3 diciembre 2024

España vestida de tristeza, con la toquilla puesta y el rosario en la mano; España de pañuelos blancos con el llanto en la garganta, con figuras enlutadas en los andenes del horror despidiendo a sus hijos camino del destierro.

España malversada de NO-DO y de silencios, de ausencia de libertades.  A aquella España es a la que nos quiere hacer retroceder, como si tuvieran una máquina del tiempo, los niñatos de la ultraderecha; temprano madrugó la madrugada, afirmó Miguel Hernández en su ‘Elegía a Ramón Sijé’ y, bien pronto, sólo un mes y medio después de las elecciones ya hay quienes se han quitado la careta para echarse al monte y, en cada espacio político donde tienen posibilidad de decidir, han empezado la censura cultural. Basta mirar la geografía de la vergüenza para darse cuenta de la gravedad del asunto: Getafe o Valdemorillo en Madrid, Briviesca en Burgos, Cantabria, Asturias, Baleares…. Los damnificados hasta ahora han sido Lope de Vega, Virginia Woolf, las películas de Disney o las producciones independientes de creadores para los que los ayuntamientos que gobiernan se han quedado, de pronto, “sin presupuesto”. Porque la censura siempre es lo primero que alcanza y en Vox lo saben; seguro que les habrán advertido de que, como afirmó Woolf, no hay barrera, cerradura ni cerrojo que pueda imponerse a la libertad de la mente, siempre y cuando se pueda ejercitar; por eso buscan evitar que la gente piense, poner una mordaza para proteger su pensamiento único desde la implícita voluntad de hacer -otra vez- listas de autores prohibidos, de creadores clandestinos, como cuando en los años cincuenta había que comprar los poemarios de Lorca, de Alberti o de Machado en las trastiendas de las librerías y esconderlos bien.

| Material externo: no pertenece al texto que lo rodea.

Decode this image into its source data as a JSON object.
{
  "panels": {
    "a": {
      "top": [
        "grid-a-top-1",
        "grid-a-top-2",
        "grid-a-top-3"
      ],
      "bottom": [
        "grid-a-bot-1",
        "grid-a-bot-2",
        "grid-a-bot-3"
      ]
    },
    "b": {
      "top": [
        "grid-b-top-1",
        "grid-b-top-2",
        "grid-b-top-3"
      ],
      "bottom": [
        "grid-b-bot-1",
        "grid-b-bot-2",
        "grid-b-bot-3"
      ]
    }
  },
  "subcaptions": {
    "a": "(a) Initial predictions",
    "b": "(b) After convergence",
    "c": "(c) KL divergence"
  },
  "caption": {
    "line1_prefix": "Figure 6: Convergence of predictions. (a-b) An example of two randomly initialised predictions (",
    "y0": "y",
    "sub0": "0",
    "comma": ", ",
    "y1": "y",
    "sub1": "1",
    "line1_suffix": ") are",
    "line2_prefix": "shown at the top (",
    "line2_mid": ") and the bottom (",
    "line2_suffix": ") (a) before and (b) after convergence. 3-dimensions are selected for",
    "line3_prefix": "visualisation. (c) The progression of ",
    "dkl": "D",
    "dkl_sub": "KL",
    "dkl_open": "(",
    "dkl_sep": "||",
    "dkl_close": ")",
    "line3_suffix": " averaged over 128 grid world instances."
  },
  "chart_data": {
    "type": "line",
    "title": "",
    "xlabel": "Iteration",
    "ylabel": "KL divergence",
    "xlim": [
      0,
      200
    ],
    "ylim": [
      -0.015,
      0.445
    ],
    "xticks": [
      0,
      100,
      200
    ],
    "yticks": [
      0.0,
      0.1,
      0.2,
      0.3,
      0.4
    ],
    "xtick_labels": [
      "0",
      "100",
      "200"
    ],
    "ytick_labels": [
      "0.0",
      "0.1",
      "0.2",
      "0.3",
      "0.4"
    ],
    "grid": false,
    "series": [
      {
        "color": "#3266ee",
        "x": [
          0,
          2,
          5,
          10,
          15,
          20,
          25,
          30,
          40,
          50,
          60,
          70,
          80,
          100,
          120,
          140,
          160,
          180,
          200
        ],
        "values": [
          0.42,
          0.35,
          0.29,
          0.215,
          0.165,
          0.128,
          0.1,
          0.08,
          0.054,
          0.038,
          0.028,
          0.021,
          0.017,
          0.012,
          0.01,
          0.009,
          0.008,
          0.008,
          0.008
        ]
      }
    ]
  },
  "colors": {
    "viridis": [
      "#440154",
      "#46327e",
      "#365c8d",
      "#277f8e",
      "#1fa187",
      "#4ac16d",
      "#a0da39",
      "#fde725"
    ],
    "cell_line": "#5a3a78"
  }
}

Esto para los ultramontanos, si nadie los frena, supone un principio tan bueno como otro para iniciar su cruzada con Abascal al frente. Porque, conste: no es una película de Netflix o HBO que podamos parar cuando queramos. Estamos viendo la vida real que condicionará nuestro futuro. Y nosotros, una mayoría de españoles, los hijos y los nietos de quienes perdieron la guerra (porque en este país la guerra la perdieron casi todos, aunque unos un poco más que otros), cuando percibimos patrones de conducta peligrosos de cuyas consecuencias advierten los libros de Historia, tenemos la obligación de refrescar la memoria; frente a quienes jalean a los reaccionarios desde sus tribunas debiéramos decir, serenamente, como Quevedo: “no he de callar por más que con el dedo,/ya tocando la boca o ya la frente,/silencio avises o amenaces miedo”. Nadie debiera olvidar tanto sufrimiento como nos contaron bajito nuestros abuelos o nuestras madres mientras la tarde se iba de retirada y en sus pupilas percibíamos que cabían dos lagos inmensos cargados de ausencias, sangre derramada o dolor inmarcesible como consecuencia de una lucha fratricida. Aquel país en blanco y negro, de rojos y azules, no puede ser este, gracias a que ellos construyeron la democracia con generosidad. Nuestra España es sensata, pacífica, diversa desde pensamiento heterodoxo para que quepamos todos, forjada a fuerza de concordia y de respeto. Por eso fracasarán intentando matar lo que significan Virginia Woolf o Lope, por ejemplo. Los grandes artistas son eternidad trascendida, mientras que los políticos mediocres que traicionan su noble ocupación de servicio a la patria son un error subsanable votando libremente.